There were 175 applications to grow or process cannabis commercially in Canada in 2022, the majority of them micros.
Of those 175 applications, 65 were for standard licences, 99 were for micros, and four were for cannabis nurseries. Of those, 44 applications were from Indigenous applicants, and 44 were for outdoor cultivation licences. Another seven were for medical-sales-only licences.
The figures are part of new data released by Health Canada on March 13.
Micro’s have been the fastest growing cannabis licence category for some time now, likely due to their lower cost and more rapid licensing times.
The bulk of the applications came from Canada’s three most populated provinces, Ontario (52), Quebec (46), and BC (43). Newfoundland and Labrador, Northwest Territories, Nunavut, Prince Edward Island, and Yukon Territory all had no applicants in 2022.
The province with the largest number of Indigenous-affiliated applications was BC with 17, followed by Ontario with nine, and Alberta with seven.
Quebec saw the most outdoor applications with 15, followed by BC with 12 and Ontario with 11.

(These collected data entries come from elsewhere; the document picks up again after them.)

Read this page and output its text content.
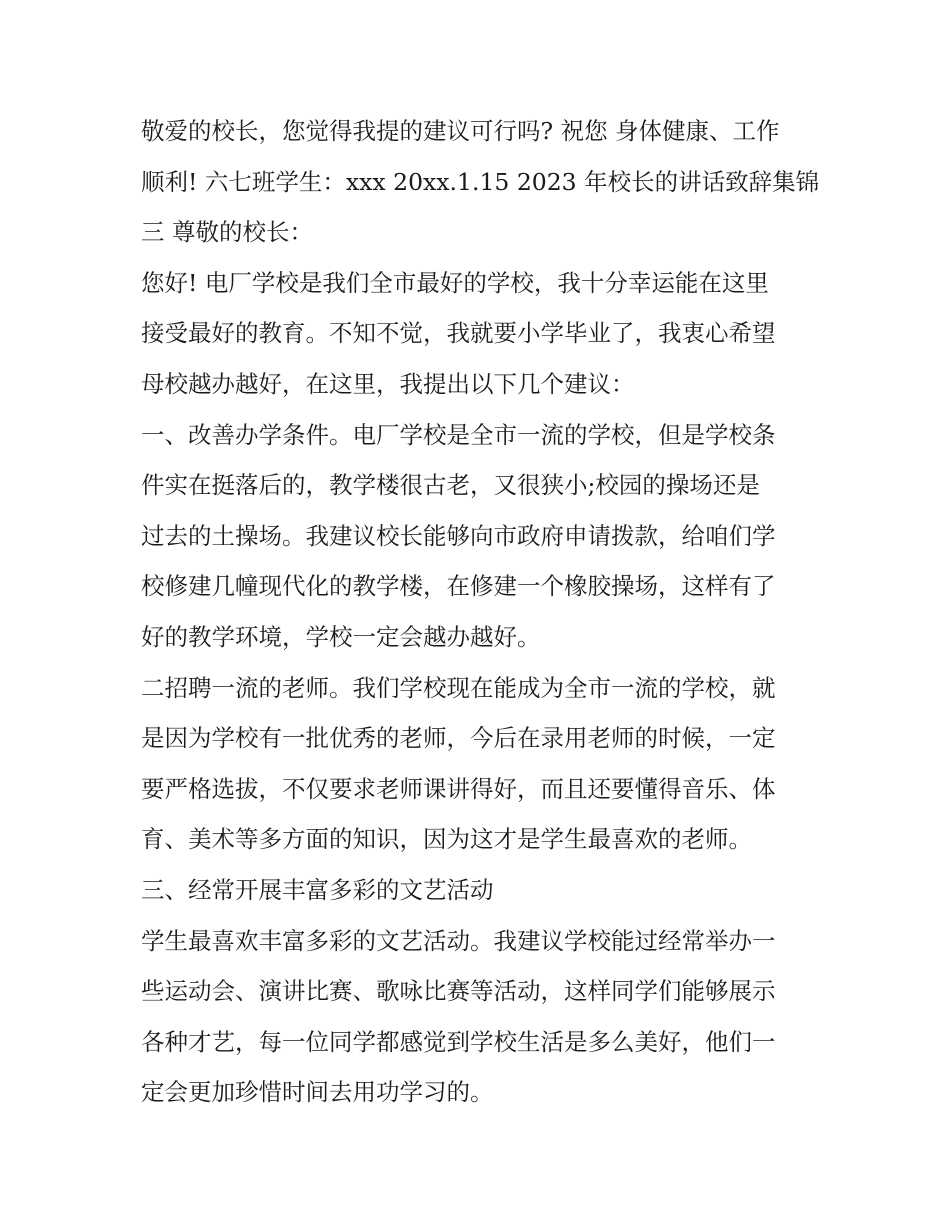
敬爱的校长，您觉得我提的建议可行吗? 祝您 身体健康、工作
顺利! 六七班学生：xxx 20xx.1.15 2023 年校长的讲话致辞集锦
三 尊敬的校长：
您好! 电厂学校是我们全市最好的学校，我十分幸运能在这里
接受最好的教育。不知不觉，我就要小学毕业了，我衷心希望
母校越办越好，在这里，我提出以下几个建议：
一、改善办学条件。电厂学校是全市一流的学校，但是学校条
件实在挺落后的，教学楼很古老，又很狭小;校园的操场还是
过去的土操场。我建议校长能够向市政府申请拨款，给咱们学
校修建几幢现代化的教学楼，在修建一个橡胶操场，这样有了
好的教学环境，学校一定会越办越好。
二招聘一流的老师。我们学校现在能成为全市一流的学校，就
是因为学校有一批优秀的老师，今后在录用老师的时候，一定
要严格选拔，不仅要求老师课讲得好，而且还要懂得音乐、体
育、美术等多方面的知识，因为这才是学生最喜欢的老师。
三、经常开展丰富多彩的文艺活动
学生最喜欢丰富多彩的文艺活动。我建议学校能过经常举办一
些运动会、演讲比赛、歌咏比赛等活动，这样同学们能够展示
各种才艺，每一位同学都感觉到学校生活是多么美好，他们一
定会更加珍惜时间去用功学习的。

As far as active cannabis production licences go, Health Canada lists 918 as of December 31, 2022. Of these, 472 are standard licences, 377 are micros, and 28 are cannabis nurseries. There are 937 active licences currently listed as of March 14.
Unsurprisingly, Ontario is home to the most federal cannabis production licences, with 280, followed by BC with 221, Quebec with 173, and Alberta with 107. Every province and territory lists at least one production licence except for Nunavut.
BC lists the most Indigenous-affiliated production licences with 22, followed by Alberta and Ontario with nine in each.
Ontario is also home to the most outdoor production licences with 51, followed by BC with 45 and Quebec with 35.
BC was also home to the most micros in 2022 with 86, followed by Quebec with 84 and Ontario with 83, and Alberta with 46. Despite a population of just under one million, Nova Scotia boasts the most micro licences per capita with 25.
While the number of new licences continues to increase, the number of licence holders throwing in the towel is increasing as well.
As of the end of 2022, there were 113 licences revoked by the licence holder, three revoked by Health Canada, and 13 that expired, for a total of 129 inactivated licences.